Saturday 16 July 2011

Vonnegut VS Lewycka: FIGHT!


I can't eat meat, and I don't drink.

Note that I didn't say I'm a tee-total vegetarian. Thats something completely different. When I eat meat, my body switches into some kind of annoying standby mode for an hour while I digest. I find it hard to concentrate enough to watch TB in this mode. Cutting out meat gave me back two hours in the day, so it seemed like a no-brainer.

As for the drinking, recently I've found that drinking causes a livid rash to appear over my feet. It's the same rash that heralded me going into hospital in 2008, except back then I thought it was an allergic reaction to pinching my flatmates washing powder. It wasn't; it was the first part of a massive vascular breakdown that almost killed me.

So, recently, I've been cutting out the drinking.

What these two things mean is that I'm not like you. I don't regard this non-drinking vegetarian lifestyle as making me better - being a vegetarian is like belonging to a rubbish secret club - but I'm not like you because I know I'm going to die. Unlike you, my number could come up at any time, no matter how much care I take.
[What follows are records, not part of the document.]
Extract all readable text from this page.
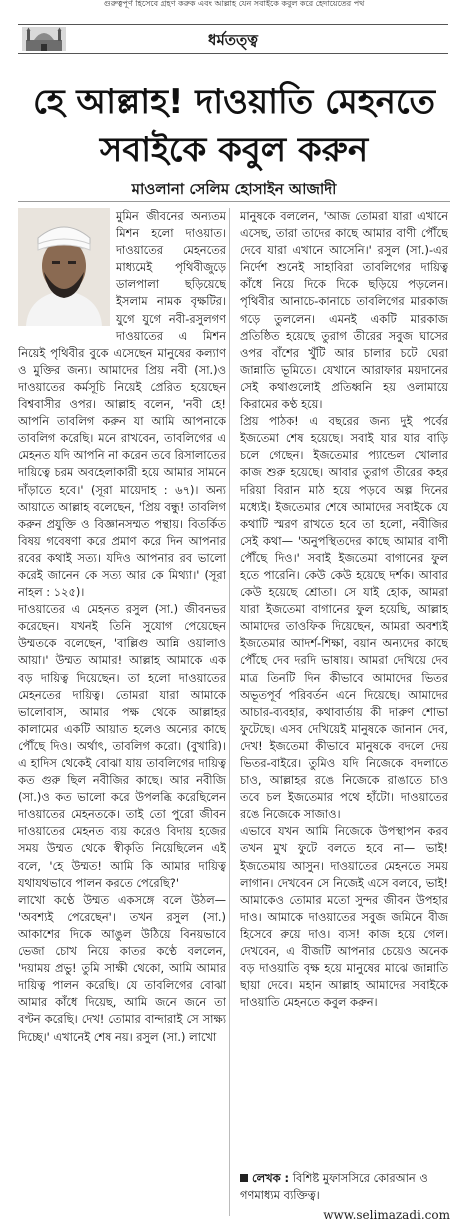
গুরুত্বপূর্ণ হিসেবে গ্রহণ করুক এবং আল্লাহ যেন সবাইকে কবুল করে হেদায়েতের পথ
ধর্মতত্ত্ব
হে আল্লাহ! দাওয়াতি মেহনতে
সবাইকে কবুল করুন
মাওলানা সেলিম হোসাইন আজাদী

মুমিন জীবনের অন্যতম মিশন হলো দাওয়াত। দাওয়াতের মেহনতের মাধ্যমেই পৃথিবীজুড়ে ডালপালা ছড়িয়েছে ইসলাম নামক বৃক্ষটির। যুগে যুগে নবী-রসুলগণ দাওয়াতের এ মিশন নিয়েই পৃথিবীর বুকে এসেছেন মানুষের কল্যাণ ও মুক্তির জন্য। আমাদের প্রিয় নবী (সা.)ও দাওয়াতের কর্মসূচি নিয়েই প্রেরিত হয়েছেন বিশ্ববাসীর ওপর। আল্লাহ বলেন, 'নবী হে! আপনি তাবলিগ করুন যা আমি আপনাকে তাবলিগ করেছি। মনে রাখবেন, তাবলিগের এ মেহনত যদি আপনি না করেন তবে রিসালাতের দায়িত্বে চরম অবহেলাকারী হয়ে আমার সামনে দাঁড়াতে হবে।' (সূরা মায়েদাহ : ৬৭)। অন্য আয়াতে আল্লাহ বলেছেন, 'প্রিয় বন্ধু! তাবলিগ করুন প্রযুক্তি ও বিজ্ঞানসম্মত পন্থায়। বিতর্কিত বিষয় গবেষণা করে প্রমাণ করে দিন আপনার রবের কথাই সত্য। যদিও আপনার রব ভালো করেই জানেন কে সত্য আর কে মিথ্যা।' (সূরা নাহল : ১২৫)।

দাওয়াতের এ মেহনত রসুল (সা.) জীবনভর করেছেন। যখনই তিনি সুযোগ পেয়েছেন উম্মতকে বলেছেন, 'বাল্লিগু আন্নি ওয়ালাও আয়া।' উম্মত আমার! আল্লাহ আমাকে এক বড় দায়িত্ব দিয়েছেন। তা হলো দাওয়াতের মেহনতের দায়িত্ব। তোমরা যারা আমাকে ভালোবাস, আমার পক্ষ থেকে আল্লাহর কালামের একটি আয়াত হলেও অন্যের কাছে পৌঁছে দিও। অর্থাৎ, তাবলিগ করো। (বুখারি)। এ হাদিস থেকেই বোঝা যায় তাবলিগের দায়িত্ব কত গুরু ছিল নবীজির কাছে। আর নবীজি (সা.)ও কত ভালো করে উপলব্ধি করেছিলেন দাওয়াতের মেহনতকে। তাই তো পুরো জীবন দাওয়াতের মেহনত ব্যয় করেও বিদায় হজের সময় উম্মত থেকে স্বীকৃতি নিয়েছিলেন এই বলে, 'হে উম্মত! আমি কি আমার দায়িত্ব যথাযথভাবে পালন করতে পেরেছি?'

লাখো কণ্ঠে উম্মত একসঙ্গে বলে উঠল— 'অবশ্যই পেরেছেন'। তখন রসুল (সা.) আকাশের দিকে আঙুল উঠিয়ে বিনয়ভাবে ভেজা চোখ নিয়ে কাতর কণ্ঠে বললেন, 'দয়াময় প্রভু! তুমি সাক্ষী থেকো, আমি আমার দায়িত্ব পালন করেছি। যে তাবলিগের বোঝা আমার কাঁধে দিয়েছ, আমি জনে জনে তা বণ্টন করেছি। দেখ! তোমার বান্দারাই সে সাক্ষ্য দিচ্ছে।' এখানেই শেষ নয়। রসুল (সা.) লাখো

মানুষকে বললেন, 'আজ তোমরা যারা এখানে এসেছ, তারা তাদের কাছে আমার বাণী পৌঁছে দেবে যারা এখানে আসেনি।' রসুল (সা.)-এর নির্দেশ শুনেই সাহাবিরা তাবলিগের দায়িত্ব কাঁধে নিয়ে দিকে দিকে ছড়িয়ে পড়লেন। পৃথিবীর আনাচে-কানাচে তাবলিগের মারকাজ গড়ে তুললেন। এমনই একটি মারকাজ প্রতিষ্ঠিত হয়েছে তুরাগ তীরের সবুজ ঘাসের ওপর বাঁশের খুঁটি আর চালার চটে ঘেরা জান্নাতি ভূমিতে। যেখানে আরাফার ময়দানের সেই কথাগুলোই প্রতিধ্বনি হয় ওলামায়ে কিরামের কণ্ঠ হয়ে।

প্রিয় পাঠক! এ বছরের জন্য দুই পর্বের ইজতেমা শেষ হয়েছে। সবাই যার যার বাড়ি চলে গেছেন। ইজতেমার প্যান্ডেল খোলার কাজ শুরু হয়েছে। আবার তুরাগ তীরের কহর দরিয়া বিরান মাঠ হয়ে পড়বে অল্প দিনের মধ্যেই। ইজতেমার শেষে আমাদের সবাইকে যে কথাটি স্মরণ রাখতে হবে তা হলো, নবীজির সেই কথা— 'অনুপস্থিতদের কাছে আমার বাণী পৌঁছে দিও।' সবাই ইজতেমা বাগানের ফুল হতে পারেনি। কেউ কেউ হয়েছে দর্শক। আবার কেউ হয়েছে শ্রোতা। সে যাই হোক, আমরা যারা ইজতেমা বাগানের ফুল হয়েছি, আল্লাহ আমাদের তাওফিক দিয়েছেন, আমরা অবশ্যই ইজতেমার আদর্শ-শিক্ষা, বয়ান অন্যদের কাছে পৌঁছে দেব দরদি ভাষায়। আমরা দেখিয়ে দেব মাত্র তিনটি দিন কীভাবে আমাদের ভিতর অভূতপূর্ব পরিবর্তন এনে দিয়েছে। আমাদের আচার-ব্যবহার, কথাবার্তায় কী দারুণ শোভা ফুটেছে। এসব দেখিয়েই মানুষকে জানান দেব, দেখ! ইজতেমা কীভাবে মানুষকে বদলে দেয় ভিতর-বাইরে। তুমিও যদি নিজেকে বদলাতে চাও, আল্লাহর রঙে নিজেকে রাঙাতে চাও তবে চল ইজতেমার পথে হাঁটো। দাওয়াতের রঙে নিজেকে সাজাও।

এভাবে যখন আমি নিজেকে উপস্থাপন করব তখন মুখ ফুটে বলতে হবে না— ভাই! ইজতেমায় আসুন। দাওয়াতের মেহনতে সময় লাগান। দেখবেন সে নিজেই এসে বলবে, ভাই! আমাকেও তোমার মতো সুন্দর জীবন উপহার দাও। আমাকে দাওয়াতের সবুজ জমিনে বীজ হিসেবে রুয়ে দাও। ব্যস! কাজ হয়ে গেল। দেখবেন, এ বীজটি আপনার চেয়েও অনেক বড় দাওয়াতি বৃক্ষ হয়ে মানুষের মাঝে জান্নাতি ছায়া দেবে। মহান আল্লাহ আমাদের সবাইকে দাওয়াতি মেহনতে কবুল করুন।

লেখক : বিশিষ্ট মুফাসসিরে কোরআন ও গণমাধ্যম ব্যক্তিত্ব।
www.selimazadi.com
If you're reading this, you're probably going to get at least another 10 to 20 years of lifespan. I don't know how long I'll live. I have no guaranteed survival. Prior to 2008 the greatest threats to my lifespan had been cycling in heavy traffic and putting my trousers on at the top of the stairs.

Which is why A Short History of Tractors in the Ukranian is, for me, such a repulsive book, and why Slaughterhouse 5 is so great. A Short History of Tractors in the Ukranian is about people who all fail; about a humanity who are never any more than their history, and who are to be laughed at for their very human nature. Slaughterhouse 5, on the other hand, is a picture of humanity who fail, are miserable, sometimes evil, often misunderstand each other, but are still, somehow, worth examining for their wonderful individuality.

You'll excuse me if, during my short time here on earth, I choose to see humanity in the way that Vonnegut lays out.

(Maybe I will live long enough to grow so old and cynical as to enjoy A Short History of Tractors in the Ukranian's version of humanity. So it goes.)